The lesson from this mess is that Count() should be called with caution. If you actually need to know exactly how many items are in a sequence, there is no alternative; you must simply beware that if the source doesn’t implement ICollection<T>, it will be an O(n) call. Obviously, if the sequence is in fact infinite, this will not – and cannot – work.

If, on the other hand, you’re simply checking whether a sequence has at least N elements, like the code at the beginning of this blog post, there is no need to iterate over the entire sequence, and no reason for the code to fail on infinite sequences. All you need to do is iterate through the sequence, then stop immediately once you find N elements. You can do that in one line of LINQ:

if (someSequence.Skip(2).Any()) { }

However, this code is still not perfect. If the sequence does in fact implement ICollection<T>, this will be unnecessarily slow; instead of simply checking the Count property, it needs to instantiate two enumerators (one for each LINQ method), and iterate through the first N items in the sequence. In this scenario, checking Count() is in fact faster.

To get the best of both worlds, you need to write your own LINQ method:

public static bool HasMoreThan<T>(this IEnumerable<T> sequence, int count) {
	if (count < 0) return true;
	int? staticCount = (sequence as ICollection<T>)?.Count 
					?? (sequence as ICollection)?.Count
					?? (sequence as IReadOnlyCollection<T>)?.Count;
	if (staticCount != null)
		return staticCount > count;
	using (var enumerator = sequence.GetEnumerator())
		for (int i = 0; i < count + 1; i++)
			if (!enumerator.MoveNext())
				return false;
	return true;
}

This method first checks whether the sequence implements common collection interfaces, and, if so, retrieves the count directly.

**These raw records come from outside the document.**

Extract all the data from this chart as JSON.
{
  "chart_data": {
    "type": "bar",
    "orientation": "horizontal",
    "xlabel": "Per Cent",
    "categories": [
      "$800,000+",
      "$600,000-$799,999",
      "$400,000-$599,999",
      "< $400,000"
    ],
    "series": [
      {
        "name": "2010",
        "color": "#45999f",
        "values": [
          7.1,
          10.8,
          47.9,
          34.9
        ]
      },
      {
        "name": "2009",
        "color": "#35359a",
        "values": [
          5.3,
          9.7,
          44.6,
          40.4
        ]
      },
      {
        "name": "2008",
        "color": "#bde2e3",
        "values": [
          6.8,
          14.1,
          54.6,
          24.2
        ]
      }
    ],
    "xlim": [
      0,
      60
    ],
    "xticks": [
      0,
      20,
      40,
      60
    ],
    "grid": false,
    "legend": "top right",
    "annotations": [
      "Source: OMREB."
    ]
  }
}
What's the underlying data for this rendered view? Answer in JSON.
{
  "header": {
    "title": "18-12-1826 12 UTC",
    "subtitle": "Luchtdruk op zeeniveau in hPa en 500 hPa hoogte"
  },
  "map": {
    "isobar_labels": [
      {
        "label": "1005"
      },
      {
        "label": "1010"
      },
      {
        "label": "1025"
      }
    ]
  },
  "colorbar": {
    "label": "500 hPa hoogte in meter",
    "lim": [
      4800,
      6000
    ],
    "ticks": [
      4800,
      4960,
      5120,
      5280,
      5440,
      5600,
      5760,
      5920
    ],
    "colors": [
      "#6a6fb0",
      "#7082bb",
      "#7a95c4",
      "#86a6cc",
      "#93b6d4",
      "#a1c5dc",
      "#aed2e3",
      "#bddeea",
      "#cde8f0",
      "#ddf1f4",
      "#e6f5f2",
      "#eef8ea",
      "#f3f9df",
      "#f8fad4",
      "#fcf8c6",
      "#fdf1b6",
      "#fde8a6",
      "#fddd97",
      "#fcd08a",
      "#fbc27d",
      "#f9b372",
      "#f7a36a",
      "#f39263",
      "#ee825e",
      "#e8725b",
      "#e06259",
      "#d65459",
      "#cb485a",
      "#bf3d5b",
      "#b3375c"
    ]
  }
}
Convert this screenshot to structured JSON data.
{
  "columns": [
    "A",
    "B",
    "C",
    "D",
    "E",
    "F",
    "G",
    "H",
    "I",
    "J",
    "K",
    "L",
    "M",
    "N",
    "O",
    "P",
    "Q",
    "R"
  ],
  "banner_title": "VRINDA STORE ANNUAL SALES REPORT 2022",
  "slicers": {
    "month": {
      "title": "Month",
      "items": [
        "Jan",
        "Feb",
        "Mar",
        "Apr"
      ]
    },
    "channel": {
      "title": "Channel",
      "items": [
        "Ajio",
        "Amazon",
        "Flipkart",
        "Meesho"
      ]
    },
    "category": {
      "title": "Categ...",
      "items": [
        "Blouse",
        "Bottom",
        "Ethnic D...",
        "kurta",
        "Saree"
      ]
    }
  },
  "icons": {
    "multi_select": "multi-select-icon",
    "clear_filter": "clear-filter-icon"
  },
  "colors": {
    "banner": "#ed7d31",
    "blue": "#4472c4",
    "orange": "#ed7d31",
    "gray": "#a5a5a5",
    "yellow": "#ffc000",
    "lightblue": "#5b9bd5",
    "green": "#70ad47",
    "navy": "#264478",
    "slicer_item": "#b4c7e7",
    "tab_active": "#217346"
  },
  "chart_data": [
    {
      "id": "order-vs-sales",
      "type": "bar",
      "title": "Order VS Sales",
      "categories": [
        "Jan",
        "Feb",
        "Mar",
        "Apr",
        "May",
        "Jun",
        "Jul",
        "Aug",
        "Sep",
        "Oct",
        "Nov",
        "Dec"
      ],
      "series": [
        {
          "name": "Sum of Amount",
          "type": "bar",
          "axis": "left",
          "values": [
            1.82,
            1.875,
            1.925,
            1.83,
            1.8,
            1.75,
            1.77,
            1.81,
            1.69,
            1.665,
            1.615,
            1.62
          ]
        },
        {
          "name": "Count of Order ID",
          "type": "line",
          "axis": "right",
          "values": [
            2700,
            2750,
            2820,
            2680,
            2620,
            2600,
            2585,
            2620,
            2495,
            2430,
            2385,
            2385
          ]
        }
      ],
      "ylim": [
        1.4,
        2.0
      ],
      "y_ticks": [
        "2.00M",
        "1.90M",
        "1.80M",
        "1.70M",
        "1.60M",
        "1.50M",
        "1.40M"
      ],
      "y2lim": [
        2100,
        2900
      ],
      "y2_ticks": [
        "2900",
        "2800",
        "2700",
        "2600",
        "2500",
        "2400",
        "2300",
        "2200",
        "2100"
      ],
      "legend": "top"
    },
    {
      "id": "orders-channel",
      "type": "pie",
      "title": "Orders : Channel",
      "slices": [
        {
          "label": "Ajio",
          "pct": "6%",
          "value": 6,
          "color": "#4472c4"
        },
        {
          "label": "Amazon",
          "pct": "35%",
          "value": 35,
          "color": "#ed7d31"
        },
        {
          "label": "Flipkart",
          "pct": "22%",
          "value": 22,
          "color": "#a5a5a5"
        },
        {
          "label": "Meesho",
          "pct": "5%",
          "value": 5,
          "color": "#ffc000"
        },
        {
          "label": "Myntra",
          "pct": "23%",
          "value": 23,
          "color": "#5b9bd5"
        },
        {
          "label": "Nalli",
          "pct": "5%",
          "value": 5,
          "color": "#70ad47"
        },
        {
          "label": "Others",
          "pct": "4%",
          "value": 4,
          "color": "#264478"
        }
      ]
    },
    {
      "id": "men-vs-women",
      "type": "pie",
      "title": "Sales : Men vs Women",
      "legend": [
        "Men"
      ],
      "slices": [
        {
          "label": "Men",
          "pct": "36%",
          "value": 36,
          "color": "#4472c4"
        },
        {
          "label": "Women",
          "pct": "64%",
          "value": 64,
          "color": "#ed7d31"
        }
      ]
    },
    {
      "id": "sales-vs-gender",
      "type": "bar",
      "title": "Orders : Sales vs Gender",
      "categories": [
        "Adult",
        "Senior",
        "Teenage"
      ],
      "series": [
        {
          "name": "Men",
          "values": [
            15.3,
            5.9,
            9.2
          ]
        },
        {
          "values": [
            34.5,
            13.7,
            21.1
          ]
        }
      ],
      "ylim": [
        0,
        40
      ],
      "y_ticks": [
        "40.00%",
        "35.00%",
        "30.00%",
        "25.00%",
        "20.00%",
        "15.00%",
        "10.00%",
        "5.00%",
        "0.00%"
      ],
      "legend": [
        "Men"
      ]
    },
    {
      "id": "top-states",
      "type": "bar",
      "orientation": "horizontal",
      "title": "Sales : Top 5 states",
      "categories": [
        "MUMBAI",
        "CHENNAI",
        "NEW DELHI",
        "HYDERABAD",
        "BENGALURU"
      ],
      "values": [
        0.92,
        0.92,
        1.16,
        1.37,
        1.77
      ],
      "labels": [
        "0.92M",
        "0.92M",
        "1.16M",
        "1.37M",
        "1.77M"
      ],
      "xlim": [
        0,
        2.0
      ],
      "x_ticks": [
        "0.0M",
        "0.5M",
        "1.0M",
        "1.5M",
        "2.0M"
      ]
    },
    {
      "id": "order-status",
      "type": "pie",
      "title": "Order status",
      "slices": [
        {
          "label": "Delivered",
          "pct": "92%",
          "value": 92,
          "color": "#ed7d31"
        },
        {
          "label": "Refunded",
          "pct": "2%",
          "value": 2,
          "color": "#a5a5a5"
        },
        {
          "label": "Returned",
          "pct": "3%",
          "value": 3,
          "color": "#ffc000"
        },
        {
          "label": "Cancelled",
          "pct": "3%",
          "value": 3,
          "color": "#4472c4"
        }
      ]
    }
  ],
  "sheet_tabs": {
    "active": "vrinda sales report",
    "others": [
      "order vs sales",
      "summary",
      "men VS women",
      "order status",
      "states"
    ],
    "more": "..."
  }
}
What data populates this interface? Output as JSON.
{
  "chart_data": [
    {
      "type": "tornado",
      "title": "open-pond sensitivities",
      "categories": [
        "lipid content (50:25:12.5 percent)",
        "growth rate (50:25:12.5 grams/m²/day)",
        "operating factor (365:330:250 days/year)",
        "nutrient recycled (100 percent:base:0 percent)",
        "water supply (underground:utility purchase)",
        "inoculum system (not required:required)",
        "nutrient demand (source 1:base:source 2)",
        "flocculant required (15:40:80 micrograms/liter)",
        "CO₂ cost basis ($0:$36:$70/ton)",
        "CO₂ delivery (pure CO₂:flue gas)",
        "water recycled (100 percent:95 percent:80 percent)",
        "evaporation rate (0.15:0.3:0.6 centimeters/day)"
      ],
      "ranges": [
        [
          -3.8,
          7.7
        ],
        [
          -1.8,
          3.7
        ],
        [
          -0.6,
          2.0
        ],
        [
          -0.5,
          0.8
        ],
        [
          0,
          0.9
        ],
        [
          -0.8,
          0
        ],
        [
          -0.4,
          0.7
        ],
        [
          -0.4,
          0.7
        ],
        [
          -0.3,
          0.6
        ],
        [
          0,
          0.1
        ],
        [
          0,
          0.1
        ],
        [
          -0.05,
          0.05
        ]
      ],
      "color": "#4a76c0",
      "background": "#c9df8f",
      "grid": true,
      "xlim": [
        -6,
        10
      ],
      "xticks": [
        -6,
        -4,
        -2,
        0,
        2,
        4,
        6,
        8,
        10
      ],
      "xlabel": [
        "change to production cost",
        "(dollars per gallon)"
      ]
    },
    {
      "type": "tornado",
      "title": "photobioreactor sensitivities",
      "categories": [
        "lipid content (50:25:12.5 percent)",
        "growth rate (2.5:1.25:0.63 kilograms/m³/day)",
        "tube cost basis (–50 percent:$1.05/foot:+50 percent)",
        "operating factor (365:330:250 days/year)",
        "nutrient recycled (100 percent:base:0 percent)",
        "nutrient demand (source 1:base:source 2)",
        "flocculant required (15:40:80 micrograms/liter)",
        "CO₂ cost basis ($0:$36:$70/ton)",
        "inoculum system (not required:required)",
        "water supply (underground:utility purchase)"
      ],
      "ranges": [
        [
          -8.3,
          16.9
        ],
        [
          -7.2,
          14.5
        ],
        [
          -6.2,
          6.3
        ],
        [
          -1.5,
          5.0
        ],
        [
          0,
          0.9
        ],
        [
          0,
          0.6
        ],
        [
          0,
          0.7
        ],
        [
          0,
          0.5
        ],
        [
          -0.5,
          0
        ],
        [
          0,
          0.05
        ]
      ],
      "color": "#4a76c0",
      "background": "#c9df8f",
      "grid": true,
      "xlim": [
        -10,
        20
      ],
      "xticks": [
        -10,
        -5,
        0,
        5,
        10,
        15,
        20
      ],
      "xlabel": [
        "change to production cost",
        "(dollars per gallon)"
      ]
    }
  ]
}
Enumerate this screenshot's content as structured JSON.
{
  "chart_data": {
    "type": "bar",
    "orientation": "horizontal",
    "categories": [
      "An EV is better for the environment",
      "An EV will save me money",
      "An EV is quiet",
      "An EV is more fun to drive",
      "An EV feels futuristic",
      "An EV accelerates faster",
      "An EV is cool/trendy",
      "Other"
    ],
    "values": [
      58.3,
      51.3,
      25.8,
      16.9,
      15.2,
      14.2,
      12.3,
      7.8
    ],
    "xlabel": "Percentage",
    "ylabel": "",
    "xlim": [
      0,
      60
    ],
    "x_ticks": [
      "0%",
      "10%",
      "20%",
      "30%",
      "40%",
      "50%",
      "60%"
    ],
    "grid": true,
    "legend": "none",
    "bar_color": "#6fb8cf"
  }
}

If it doesn’t, it manually enumerates that many elements from the enumerator to see if it runs out.

Using the enumerator directly is slightly faster than using LINQ methods; it avoids allocating an extra iterator state machine from Skip(). You can simplify it like this at a slight GC cost:

return sequence.Skip(count).Any();
// Or
using (var enumerator = sequence.GetEnumerator())
	return Enumerable.All(Enumerable.Repeat(0, count + 1), x => enumerator.MoveNext());

Each of these implementations involve one extra allocation (an iterator state machine) compared to the longer version.